Desmoronarse
Las papas se cayeron al suelo, como el punto de la A de aquel trabajo colocado unas horas antes. El cadete que llamé nunca llegó, como tampoco lo hizo la respuesta a aquel WhatsApp tardío que envié. Mi auto apareció repleto de excremento de paloma y olvidé comprar eso, que no recuerdo que era, pero que necesitaba con urgencia. Fui invisible para algunos y motivo de enojo para otros. La impotencia se adueñó de mí.
Traté de remediar el día con una cena
improvisada adquirida en un carrito de la costanera, pero seguro me equivoqué y
pedí en un tren fantasma, porque la atención fue de terror.
A esa altura mi sonrisa era una mueca
forzada, con trozos de desazón apelmazada entre los dientes ¿qué me estaba
pasando? ¿Podía todo salir mal?
La euforia de días pasados se había
esfumado, el viento a favor había cambiado de dirección y toda la
sincronización del universo parecía estallar en mi cara. Un mar de
pequeños contratiempos comenzaban a acumularse, haciendome pensar si no eran
señales anticipadas de una catástrofe grado 11.
Trato de serenarme. “Nadie me regaló nada”
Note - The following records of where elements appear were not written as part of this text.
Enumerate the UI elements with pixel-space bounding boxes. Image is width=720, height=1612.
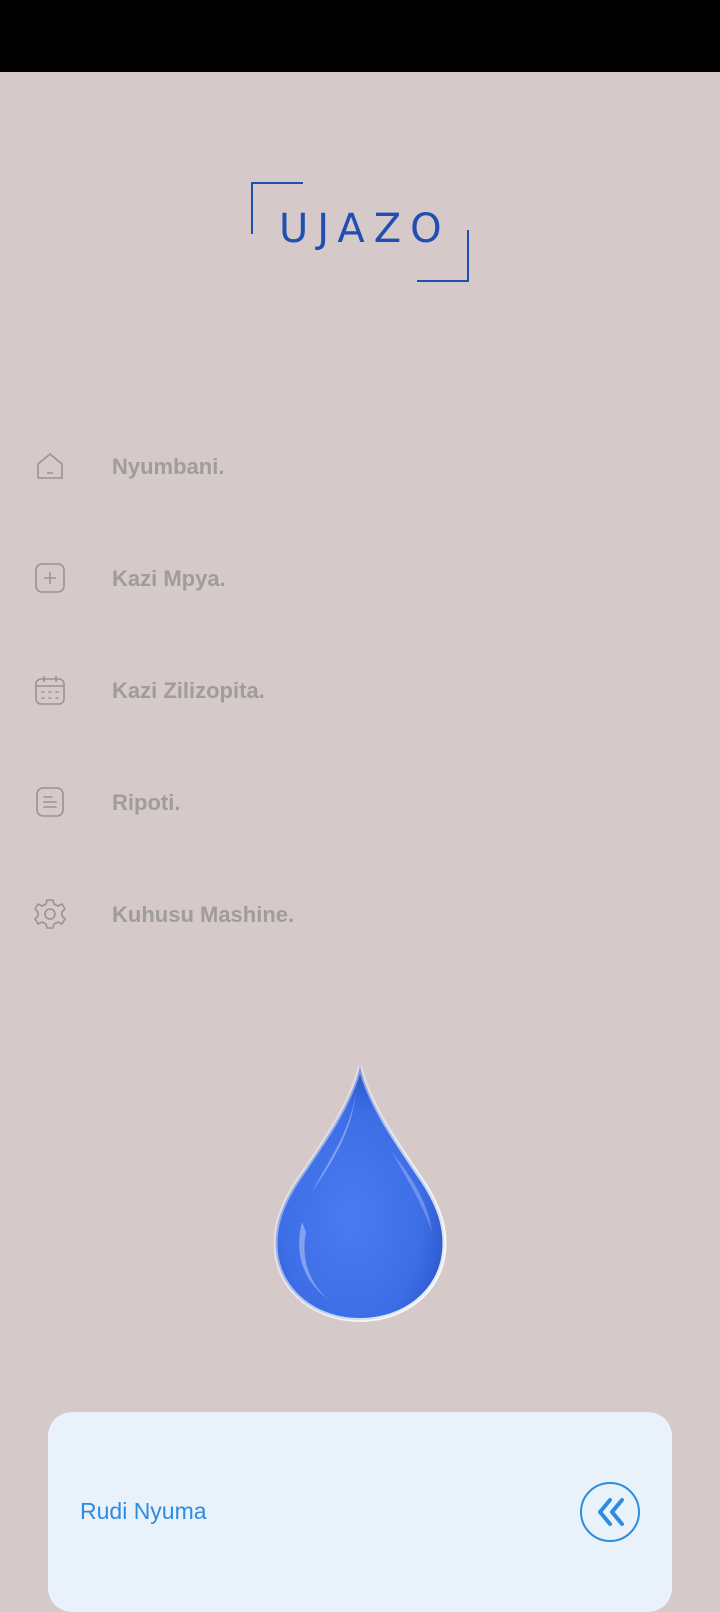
logo-text: UJAZO — [279, 206, 451, 252]
home-icon — [37, 453, 63, 479]
menu-item-nyumbani[interactable]: Nyumbani. — [0, 410, 720, 522]
menu-item-label: Ripoti. — [112, 790, 181, 815]
water-drop-icon — [273, 1065, 447, 1323]
menu-item-label: Kazi Mpya. — [112, 566, 226, 591]
plus-square-icon — [35, 563, 65, 593]
menu-item-label: Kazi Zilizopita. — [112, 678, 265, 703]
menu-item-kazi-mpya[interactable]: Kazi Mpya. — [0, 522, 720, 634]
document-icon — [36, 787, 64, 817]
menu-item-ripoti[interactable]: Ripoti. — [0, 746, 720, 858]
calendar-icon — [35, 676, 65, 705]
menu-item-label: Nyumbani. — [112, 454, 225, 479]
menu-item-kuhusu-mashine[interactable]: Kuhusu Mashine. — [0, 858, 720, 970]
drawer-menu: Nyumbani. Kazi Mpya. Kazi Zilizopita. Ri… — [0, 410, 720, 970]
back-label: Rudi Nyuma — [80, 1498, 207, 1524]
gear-icon — [34, 899, 66, 929]
back-button[interactable] — [580, 1482, 640, 1542]
status-bar — [0, 0, 720, 72]
navigation-drawer: UJAZO Nyumbani. Kazi Mpya. Kazi Zilizopi… — [0, 72, 720, 1612]
double-chevron-left-icon — [598, 1498, 624, 1526]
menu-item-label: Kuhusu Mashine. — [112, 902, 295, 927]
app-logo: UJAZO — [251, 182, 469, 282]
back-card[interactable]: Rudi Nyuma — [48, 1412, 672, 1612]
menu-item-kazi-zilizopita[interactable]: Kazi Zilizopita. — [0, 634, 720, 746]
-pienso- “Si debo retroceder mil casilleros, hasta el principio mismo del
tablero, empezaré de vuelta. Y lo haré Incluso mejor” “La mala suerte no puede
robarte, lo que la suerte por si sola no te dio” digo en voz alta intentando
convencerme.
Me sacudo cual perro mojado esa sucesión
de pequeños infortunios y acepto con cierta benevolencia, que a veces hay malos
días, o mejor dicho, días buenos en que tomamos malas decisiones. Esta
reflexión calmó mi miedo, lo volvió manejable y obediente. Más tarde, ya
tranquilo, se escabulló debajo de la cama, de donde sabe tiene prohibido
salir.
Agotada, pero relamiéndome todavía el
dulce sabor de la victoria, me dejo caer sobre el colchón pesada y sosa como acróbata
retirada. Con el último vestigio de energía, me asomo bajo el sommier para
verlo descansar, tan pequeño ahora, tan mancito, pensar que hace rato cubría
toda la casa y teñía mi futuro de negro azabache.
No hay que dejar crecer los miedos -pienso
mientras vuelvo a mi lugar- hay que tenerlos cortitos, y nunca, bajo ningún
aspecto, alimentarlos después de las 12.